TAXATION 1 l INCOME TAX CASE DIGEST MARQUEZ, CAMILLE ANNE D. 3-B

PASEO REALTY AND DEVELOPMENT CORP. vs. CA


FACTS:
Petitioner filed a its Income Tax Return (ITR) for the calendar year 1989. He later filed with respondent
CTA for a refund of excess creditable taxes withholding (CTW) and income taxes for the years 1989 and
1990 in the aggregate amount of 147, 036.15.

Respondent Commissioner (CIR) filed an Answer stating some defenses. The Court rendered decision in
favor of the petitioner. However, CIR filed a Motion for Reconsideration (MFR) alleging that the amount
sought to be refunded “has already been included in the 172, 447 which the petitioner applied as tax
credit for the succeeding taxable year 1990.

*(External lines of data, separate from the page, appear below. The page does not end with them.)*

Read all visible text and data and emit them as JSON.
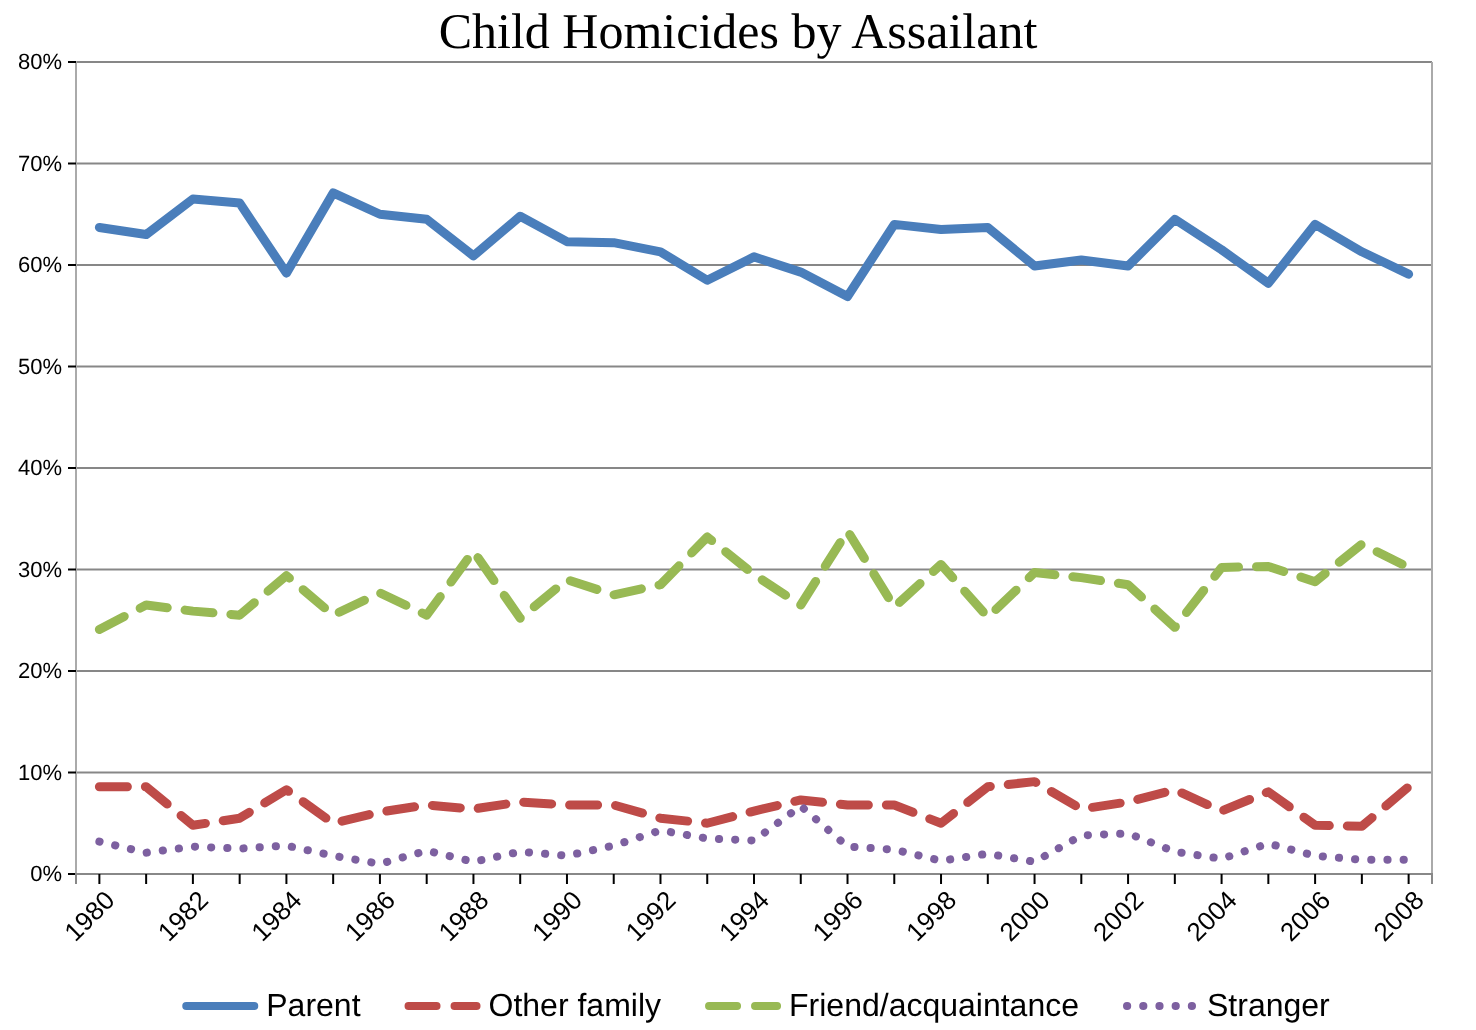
{
  "chart_data": {
    "type": "line",
    "title": "Child Homicides by Assailant",
    "categories": [
      "1980",
      null,
      "1982",
      null,
      "1984",
      null,
      "1986",
      null,
      "1988",
      null,
      "1990",
      null,
      "1992",
      null,
      "1994",
      null,
      "1996",
      null,
      "1998",
      null,
      "2000",
      null,
      "2002",
      null,
      "2004",
      null,
      "2006",
      null,
      "2008"
    ],
    "series": [
      {
        "name": "Parent",
        "color": "#4a7ebb",
        "line_style": "solid",
        "values": [
          63.7,
          63.0,
          66.5,
          66.1,
          59.2,
          67.1,
          65.0,
          64.5,
          60.9,
          64.8,
          62.3,
          62.2,
          61.3,
          58.5,
          60.8,
          59.3,
          56.9,
          64.0,
          63.5,
          63.7,
          59.9,
          60.5,
          59.9,
          64.5,
          61.5,
          58.2,
          64.0,
          61.3,
          59.1
        ]
      },
      {
        "name": "Other family",
        "color": "#be4b48",
        "line_style": "dashed",
        "values": [
          8.6,
          8.6,
          4.8,
          5.5,
          8.3,
          5.0,
          6.1,
          6.8,
          6.4,
          7.1,
          6.8,
          6.8,
          5.5,
          5.0,
          6.2,
          7.3,
          6.8,
          6.8,
          5.0,
          8.6,
          9.1,
          6.4,
          7.1,
          8.3,
          6.2,
          8.1,
          4.8,
          4.7,
          8.6
        ]
      },
      {
        "name": "Friend/acquaintance",
        "color": "#98b954",
        "line_style": "dashed",
        "values": [
          24.1,
          26.5,
          25.9,
          25.5,
          29.4,
          25.5,
          27.7,
          25.5,
          31.8,
          25.2,
          29.0,
          27.5,
          28.5,
          33.2,
          29.5,
          26.5,
          33.8,
          26.3,
          30.5,
          25.3,
          29.7,
          29.2,
          28.5,
          24.3,
          30.2,
          30.3,
          28.8,
          32.5,
          30.2
        ]
      },
      {
        "name": "Stranger",
        "color": "#7d60a0",
        "line_style": "dotted",
        "values": [
          3.2,
          2.1,
          2.7,
          2.5,
          2.8,
          1.8,
          1.0,
          2.3,
          1.2,
          2.2,
          1.8,
          2.8,
          4.3,
          3.5,
          3.3,
          6.7,
          2.7,
          2.4,
          1.3,
          2.0,
          1.2,
          3.8,
          4.0,
          2.2,
          1.5,
          3.0,
          1.8,
          1.4,
          1.4
        ]
      }
    ],
    "ylim": [
      0,
      80
    ],
    "yticks": [
      {
        "value": 0,
        "label": "0%"
      },
      {
        "value": 10,
        "label": "10%"
      },
      {
        "value": 20,
        "label": "20%"
      },
      {
        "value": 30,
        "label": "30%"
      },
      {
        "value": 40,
        "label": "40%"
      },
      {
        "value": 50,
        "label": "50%"
      },
      {
        "value": 60,
        "label": "60%"
      },
      {
        "value": 70,
        "label": "70%"
      },
      {
        "value": 80,
        "label": "80%"
      }
    ],
    "grid": "y",
    "legend": "bottom"
  }
}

Upon the respondent Court (RC) dismissed the petition, the petitioner filed MFR which was denied by
the RC. Thus, petitioner filed a petition for Review before the CA. The appellate court held that petitioner
is not entitled to a refund because it appears that the latter did not specify the amount to be refunded
and the amount to be applied as tax credit to the succeeding taxable year, but only marked an “X” to the
box indicating “to be applied as tax credit to the succeeding taxable year” when the latter filed its income
tax return for the year 1989.

The Office of the Solicitor General (OSG) filed a Comment that the claimed refund was to be applied
against its tax liability for 1990.

Petitioner filed a Reply that the issue is not whether the 54,104 was included as tax credit to be applied
against its 1990 income tax liability but whether the same amount was actually applied as tax credit for
1990.

The OSG filed a Rejoinder that petitioner’s 1989 tax return shows that the latter included 1988 excess
credit which had already been segregated for refund and specified that the full amount of Php 172,
479.00 be considered as its tax credit for 1990. The OSG further contended that the remaining tax credit
for 1989 should be the excess credit to be applied against its 1990 tax liability. Hence, petitioner ask for
a refund of its CTW in 1989 because it had been applied against its 1990 tax due.

ISSUE:

WON Petitioner should be refunded.

HELD:

No. The grant of refund is founded on the assumption that the tax return is valid. Without the tax return,
it is error to grant a refund since it would be impossible to determine whether the proper taxes have
been assessed and paid.

In this case, petitioner did not present evidence to prove that its claimed refund had already been
automatically credited against its 1990 tax liability. The burden of proof to establish the factual basis of
claim for tax credit or refund lies on the claimant. Tax refunds are construed strictly against the taxpayer.

Under the provision, the taxpayer is allowed three (3) options if the sum of its quarterly tax payments
made during the taxable year is not equal to the total tax due for that year:

 pay the balance of the tax still due;


 carry-over the excess credit; or
 be credited or refunded the amount period.